Take Care of Yourself
While it’s OK to take time to feel sad or to sit in your emotions, you have to remember to take care of yourself. As difficult as it may be, try to practice your daily hygiene routine and try to engage in exercise and social interactions. It’s okay to put in the minimal effort, but you still need to make sure this happens, as you are the only one who can fully take care of yourself.
Grief Can Have Physical Symptoms
Grief can sometimes manifest itself through unexpected physical symptoms. Some people may experience extreme fatigue, nausea, chest pain, or headaches. Always make sure to reach out to a medical professional if you are experiencing any health concerns, as grief can exacerbate pre-existing conditions as well.
Changing Seasons Affect Grief Too
Something unexpected about grief is that it can be impacted by certain seasons. For example, we may feel as though we should feel happier in the spring or summer than in the winter. This can be challenging when we’re still feeling sad and it seems like everyone around us is having a great time.

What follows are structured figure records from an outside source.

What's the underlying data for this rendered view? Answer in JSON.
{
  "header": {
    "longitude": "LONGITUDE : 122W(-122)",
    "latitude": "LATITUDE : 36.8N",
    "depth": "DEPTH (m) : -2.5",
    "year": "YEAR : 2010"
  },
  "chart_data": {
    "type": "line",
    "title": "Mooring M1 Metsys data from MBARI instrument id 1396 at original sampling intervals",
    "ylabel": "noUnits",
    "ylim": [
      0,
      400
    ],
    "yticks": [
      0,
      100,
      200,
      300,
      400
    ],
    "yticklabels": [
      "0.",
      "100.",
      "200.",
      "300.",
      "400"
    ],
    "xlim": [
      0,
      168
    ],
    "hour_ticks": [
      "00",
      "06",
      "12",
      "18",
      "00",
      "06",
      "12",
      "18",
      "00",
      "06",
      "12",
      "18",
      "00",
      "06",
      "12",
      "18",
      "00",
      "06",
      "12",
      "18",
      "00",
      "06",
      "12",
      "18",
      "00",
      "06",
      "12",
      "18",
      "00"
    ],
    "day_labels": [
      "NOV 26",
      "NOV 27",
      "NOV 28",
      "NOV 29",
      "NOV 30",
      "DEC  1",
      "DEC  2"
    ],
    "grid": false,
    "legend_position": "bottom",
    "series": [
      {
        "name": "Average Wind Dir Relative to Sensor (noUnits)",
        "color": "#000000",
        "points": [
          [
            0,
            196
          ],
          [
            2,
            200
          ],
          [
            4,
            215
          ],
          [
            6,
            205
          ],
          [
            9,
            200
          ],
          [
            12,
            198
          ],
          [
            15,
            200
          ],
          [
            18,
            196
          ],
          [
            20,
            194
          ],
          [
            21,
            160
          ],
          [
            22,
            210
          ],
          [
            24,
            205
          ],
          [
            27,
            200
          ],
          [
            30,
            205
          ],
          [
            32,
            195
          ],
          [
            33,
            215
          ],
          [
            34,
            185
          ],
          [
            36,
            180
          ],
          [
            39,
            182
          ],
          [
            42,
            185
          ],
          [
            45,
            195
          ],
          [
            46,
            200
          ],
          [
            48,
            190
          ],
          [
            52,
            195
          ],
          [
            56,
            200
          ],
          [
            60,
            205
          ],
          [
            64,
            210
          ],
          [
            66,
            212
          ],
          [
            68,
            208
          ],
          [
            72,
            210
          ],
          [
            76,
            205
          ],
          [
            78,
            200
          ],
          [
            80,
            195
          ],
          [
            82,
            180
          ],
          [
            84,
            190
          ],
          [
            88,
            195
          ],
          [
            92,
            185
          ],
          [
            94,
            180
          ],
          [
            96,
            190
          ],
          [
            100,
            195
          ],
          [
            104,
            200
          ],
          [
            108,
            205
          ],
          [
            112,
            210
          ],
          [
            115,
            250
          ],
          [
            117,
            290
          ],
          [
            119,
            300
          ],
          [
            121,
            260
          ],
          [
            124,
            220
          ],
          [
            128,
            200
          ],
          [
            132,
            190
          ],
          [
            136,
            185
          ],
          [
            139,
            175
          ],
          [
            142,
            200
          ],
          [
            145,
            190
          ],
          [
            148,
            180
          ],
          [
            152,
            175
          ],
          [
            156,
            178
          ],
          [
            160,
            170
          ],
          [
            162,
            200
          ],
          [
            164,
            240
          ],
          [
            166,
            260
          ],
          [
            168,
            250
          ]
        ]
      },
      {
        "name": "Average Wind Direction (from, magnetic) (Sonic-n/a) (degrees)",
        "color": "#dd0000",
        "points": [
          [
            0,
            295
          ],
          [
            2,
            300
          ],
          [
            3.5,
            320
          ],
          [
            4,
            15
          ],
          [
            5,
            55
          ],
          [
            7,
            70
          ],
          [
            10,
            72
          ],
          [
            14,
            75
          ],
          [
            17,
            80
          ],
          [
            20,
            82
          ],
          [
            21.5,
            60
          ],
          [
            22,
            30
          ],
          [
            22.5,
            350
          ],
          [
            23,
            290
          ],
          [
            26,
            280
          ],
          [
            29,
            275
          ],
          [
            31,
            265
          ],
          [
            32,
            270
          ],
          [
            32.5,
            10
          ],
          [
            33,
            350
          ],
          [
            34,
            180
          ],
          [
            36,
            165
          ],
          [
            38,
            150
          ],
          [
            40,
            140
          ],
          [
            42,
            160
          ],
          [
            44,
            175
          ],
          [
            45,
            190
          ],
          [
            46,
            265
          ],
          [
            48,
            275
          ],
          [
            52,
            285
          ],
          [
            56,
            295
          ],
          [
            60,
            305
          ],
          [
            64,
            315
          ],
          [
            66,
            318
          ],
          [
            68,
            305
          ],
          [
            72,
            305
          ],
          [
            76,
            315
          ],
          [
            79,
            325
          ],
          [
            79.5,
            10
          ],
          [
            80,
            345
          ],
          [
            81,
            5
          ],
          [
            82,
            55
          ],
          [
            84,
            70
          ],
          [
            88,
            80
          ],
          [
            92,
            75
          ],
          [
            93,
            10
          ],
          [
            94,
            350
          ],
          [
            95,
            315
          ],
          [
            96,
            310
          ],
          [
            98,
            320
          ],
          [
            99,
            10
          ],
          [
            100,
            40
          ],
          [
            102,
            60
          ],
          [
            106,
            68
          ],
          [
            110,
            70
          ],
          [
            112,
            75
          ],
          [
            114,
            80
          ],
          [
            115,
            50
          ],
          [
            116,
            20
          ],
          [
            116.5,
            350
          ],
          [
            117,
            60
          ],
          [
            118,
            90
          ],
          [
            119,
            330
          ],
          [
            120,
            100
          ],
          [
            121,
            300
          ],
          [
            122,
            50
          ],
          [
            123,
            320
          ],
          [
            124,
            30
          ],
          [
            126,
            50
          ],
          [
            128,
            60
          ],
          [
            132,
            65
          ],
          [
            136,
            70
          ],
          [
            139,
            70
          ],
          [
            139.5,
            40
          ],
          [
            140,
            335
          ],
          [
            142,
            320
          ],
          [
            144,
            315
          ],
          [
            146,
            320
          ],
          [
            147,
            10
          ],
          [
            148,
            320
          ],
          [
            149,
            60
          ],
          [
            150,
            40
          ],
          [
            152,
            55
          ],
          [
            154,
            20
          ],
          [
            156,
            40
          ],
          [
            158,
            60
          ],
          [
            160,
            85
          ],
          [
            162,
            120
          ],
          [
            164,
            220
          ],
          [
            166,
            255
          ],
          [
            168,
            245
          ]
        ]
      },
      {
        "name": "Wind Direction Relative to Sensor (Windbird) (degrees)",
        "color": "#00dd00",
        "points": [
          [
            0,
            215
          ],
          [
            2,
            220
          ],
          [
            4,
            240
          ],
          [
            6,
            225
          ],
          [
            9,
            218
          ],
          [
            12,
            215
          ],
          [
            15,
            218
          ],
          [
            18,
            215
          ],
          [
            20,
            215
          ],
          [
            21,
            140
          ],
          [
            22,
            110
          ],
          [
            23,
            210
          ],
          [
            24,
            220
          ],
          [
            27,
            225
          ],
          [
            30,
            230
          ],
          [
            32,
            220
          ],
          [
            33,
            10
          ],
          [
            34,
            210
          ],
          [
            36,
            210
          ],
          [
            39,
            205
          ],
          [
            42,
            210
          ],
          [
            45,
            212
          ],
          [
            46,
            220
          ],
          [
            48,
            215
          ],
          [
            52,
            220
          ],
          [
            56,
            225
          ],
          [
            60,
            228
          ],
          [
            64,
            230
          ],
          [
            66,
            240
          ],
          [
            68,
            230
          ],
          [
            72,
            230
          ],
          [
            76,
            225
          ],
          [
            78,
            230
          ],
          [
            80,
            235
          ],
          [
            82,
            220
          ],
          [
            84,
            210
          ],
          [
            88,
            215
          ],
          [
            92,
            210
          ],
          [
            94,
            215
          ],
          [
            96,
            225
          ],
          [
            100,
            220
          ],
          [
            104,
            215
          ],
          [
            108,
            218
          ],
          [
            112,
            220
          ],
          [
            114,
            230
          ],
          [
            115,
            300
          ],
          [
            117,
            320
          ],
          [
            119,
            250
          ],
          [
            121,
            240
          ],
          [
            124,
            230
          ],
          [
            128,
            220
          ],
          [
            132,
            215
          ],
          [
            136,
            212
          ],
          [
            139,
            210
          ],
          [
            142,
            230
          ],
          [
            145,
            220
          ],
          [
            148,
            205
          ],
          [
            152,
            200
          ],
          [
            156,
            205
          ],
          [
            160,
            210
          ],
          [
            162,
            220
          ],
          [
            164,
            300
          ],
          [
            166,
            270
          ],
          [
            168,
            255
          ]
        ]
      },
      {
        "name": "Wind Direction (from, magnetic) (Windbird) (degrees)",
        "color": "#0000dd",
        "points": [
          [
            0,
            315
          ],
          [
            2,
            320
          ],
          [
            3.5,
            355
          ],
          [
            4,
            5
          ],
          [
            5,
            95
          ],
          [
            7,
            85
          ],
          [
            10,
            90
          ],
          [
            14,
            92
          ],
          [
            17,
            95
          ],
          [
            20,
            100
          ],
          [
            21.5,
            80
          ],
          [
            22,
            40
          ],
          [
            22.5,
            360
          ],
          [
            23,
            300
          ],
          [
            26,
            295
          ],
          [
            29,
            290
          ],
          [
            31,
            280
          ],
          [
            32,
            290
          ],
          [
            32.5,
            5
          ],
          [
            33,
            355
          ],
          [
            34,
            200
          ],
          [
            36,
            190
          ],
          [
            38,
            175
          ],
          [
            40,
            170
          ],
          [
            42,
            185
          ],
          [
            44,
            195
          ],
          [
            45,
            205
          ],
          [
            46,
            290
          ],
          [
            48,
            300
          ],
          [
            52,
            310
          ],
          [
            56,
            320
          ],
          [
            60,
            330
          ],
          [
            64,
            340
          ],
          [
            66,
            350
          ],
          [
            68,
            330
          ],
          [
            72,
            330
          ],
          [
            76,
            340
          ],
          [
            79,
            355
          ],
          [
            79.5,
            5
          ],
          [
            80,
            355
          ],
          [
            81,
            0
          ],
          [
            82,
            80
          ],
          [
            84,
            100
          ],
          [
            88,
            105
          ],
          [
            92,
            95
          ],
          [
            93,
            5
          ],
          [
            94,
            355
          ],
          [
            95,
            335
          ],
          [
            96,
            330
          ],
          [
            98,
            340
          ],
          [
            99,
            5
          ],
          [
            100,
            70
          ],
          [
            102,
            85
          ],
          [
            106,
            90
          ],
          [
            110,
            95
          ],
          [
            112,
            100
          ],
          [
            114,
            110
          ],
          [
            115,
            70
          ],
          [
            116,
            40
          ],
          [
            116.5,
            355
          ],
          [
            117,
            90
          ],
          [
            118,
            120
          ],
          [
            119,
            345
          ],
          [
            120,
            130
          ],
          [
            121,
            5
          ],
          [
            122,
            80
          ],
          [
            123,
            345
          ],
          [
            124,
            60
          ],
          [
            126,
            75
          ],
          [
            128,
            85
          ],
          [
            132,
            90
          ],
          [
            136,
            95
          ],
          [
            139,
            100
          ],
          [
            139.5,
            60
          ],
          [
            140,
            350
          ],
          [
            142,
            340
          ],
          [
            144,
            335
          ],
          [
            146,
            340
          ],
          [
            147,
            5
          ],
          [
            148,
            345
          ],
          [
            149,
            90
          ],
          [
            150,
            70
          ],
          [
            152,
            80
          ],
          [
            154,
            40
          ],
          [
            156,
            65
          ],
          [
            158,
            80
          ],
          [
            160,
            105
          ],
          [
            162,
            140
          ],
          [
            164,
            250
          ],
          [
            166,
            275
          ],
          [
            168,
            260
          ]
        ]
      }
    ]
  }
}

Grief Could Affect Your Relationships
When experiencing a serious loss, you may find yourself lashing out at those who are closest to you, including your spouse, children, or parents. You may be feeling angrier or more short-tempered than usual. While it’s normal to feel these emotions, it’s also helpful to raise your awareness of your actions, thinking through why you reacted the way you did. Also ask your loved ones to hold you accountable if they find you continue acting out in inappropriate ways.
Grief Doesn’t Always Involve the Loss of a Person
Grief could sometimes be triggered by an unexpected and disappointing change in future plans. Due to COVID-19, many of us are mourning experiences and events we had planned, and it’s OK to be sad about those as well. We can simultaneously acknowledge our grief while having the awareness that other people are battling challenges as well.